In risposta alla recente vendita delle partecipazioni dello stabilimento Flextronics di Trieste al fondo tedesco FairCap, Michelangelo Agrusti, presidente di Confindustria Alto Adriatico, esprime una decisa critica verso il gruppo acquirente. Infatti, il timore che sorge è legato non solo alla cessione in sé, ma alla presunta sottovalutazione delle potenzialità combattive e della coesione imprenditoriale del territorio da parte del nuovo gestore.
Flextronics, noto colosso nell’ambito della produzione elettronica, ha stabilito una solida presenza a Trieste, giocando un ruolo cruciale per l’economia locale. La decisione di vendere le quote a FairCap, un fondo di investimento con sede a Berlino, ha sollevato una serie di interrogativi sulla futura gestione del sito e sul mantenimento dei livelli occupazionali.

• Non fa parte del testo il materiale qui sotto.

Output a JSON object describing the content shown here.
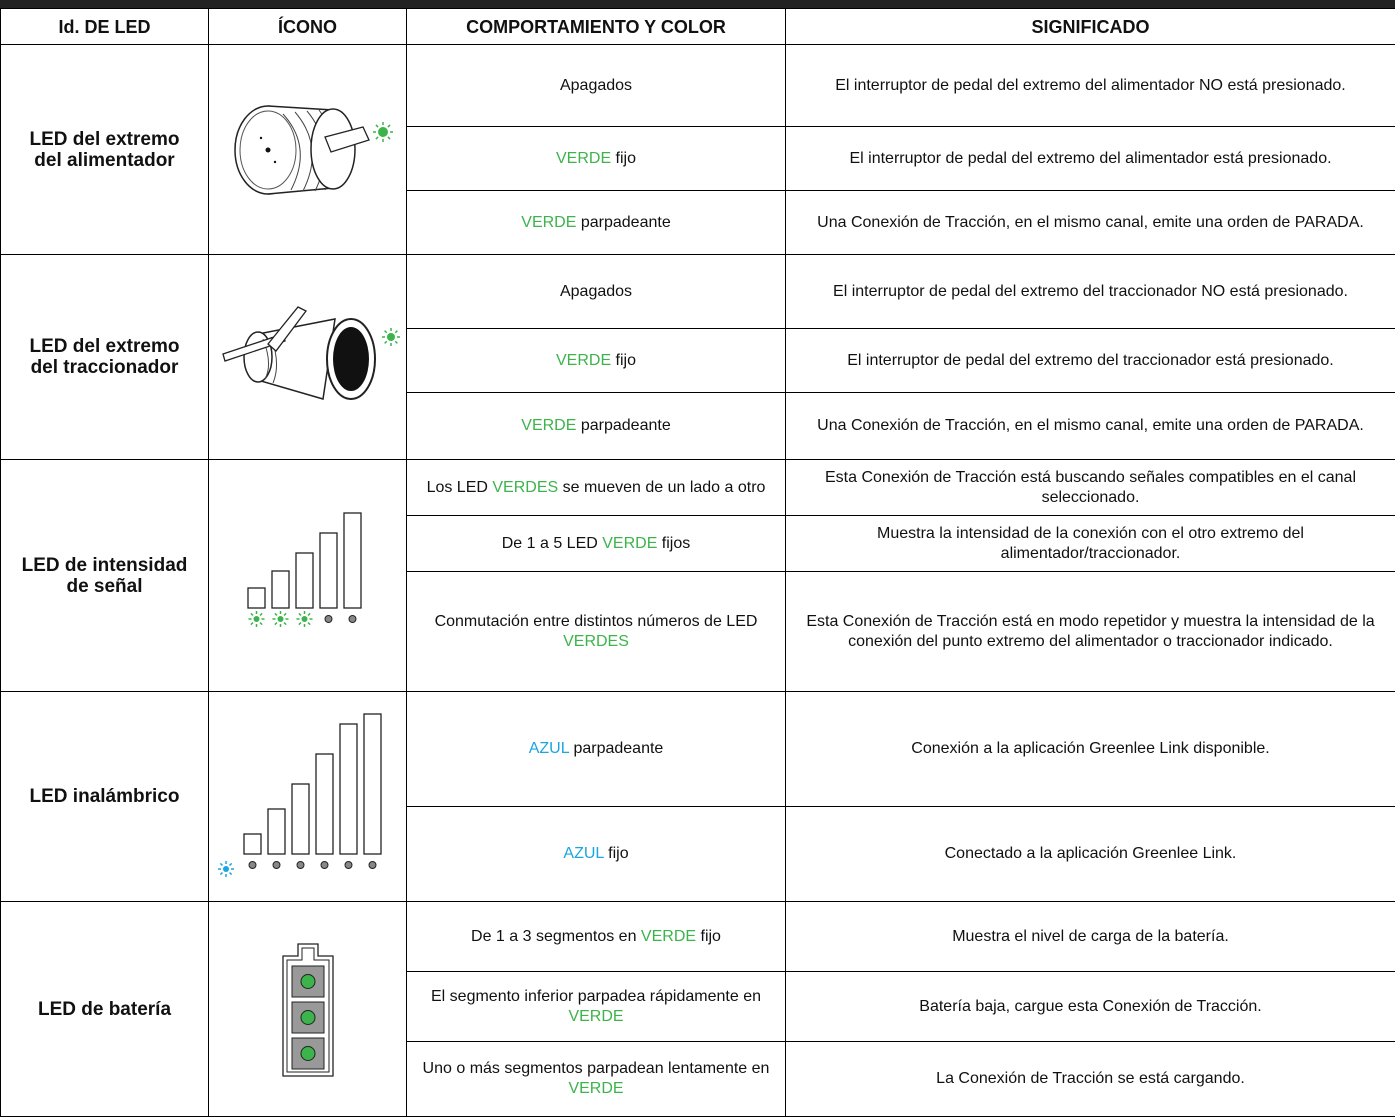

Agrusti, con un tono decisamente fermo e resoluto, sottolinea come il contesto imprenditoriale del Nordest italiano sia storicamente caratterizzato da una forte capacità di resilienza e di mobilitazione comune in risposta agli shock esterni e alle crisi. “Non hanno capito quanta capacità di combattere insieme c’è in questo territorio”, afferma il presidente, evidenziando come l’integrazione e la solidarietà tra le aziende della zona siano risorse preziose e decisive in situazioni di difficoltà.
L’approccio combattivo e proattivo adottato dalle imprese del Alto Adriatico può quindi rappresentare un modello di resilienza economica, contrapposto a quello che Agrusti percepisce come un approccio più distaccato e meno radicato al contesto locale da parte di FairCap.
Inoltre, il presidente di Confindustria AA non manca di lanciare una sfida implicita, sottolineando che ci sono, e ci saranno, le possibilità di reazione e di miglioramento, purché ci sia la volontà di approcciarsi con determinazione alle sfide. “Ci sono sempre i margini, basta metterseli”, incalza Agrusti, suggerendo che la determinazione e la strategicità possono tracciare la via per superare le avversità.
L’intera vicenda solleva quindi questioni più ampie relative all’impatto degli investimenti esteri sul tessuto produttivo italiano, specialmente in regioni con forte identità industriale come il Friuli Venezia Giulia. La discussione si allarga sul come le dinamiche di acquisizione da parte di fondi internazionali possano influenzare non solo l’economia, ma anche il senso di comunità e la coesione interna delle aree interessate.
La resistenza espressa da figure come Agrusti evidenzia l’importanza di una gestione aziendale che sia consapevole e rispettosa delle realtà locali, valorizzando le peculiarità e le capacità esistenti. Aspetti questi che, secondo Agrusti, sembrano essere stati sottovalutati nella recente operazione di acquisizione.
In conclusione, la vertenza di Flextronics si pone come spartiacque capace di illustrare non solo le criticità legate alle pratiche di investimento estero, ma anche la resilienza e l’intraprendenza di un intero territorio, che guarda al futuro nonostante le incertezze, armato di una coesione che spera di dimostrarsi più incisiva di qualsiasi strategia aziendale non radicata nelle reali dinamiche locali.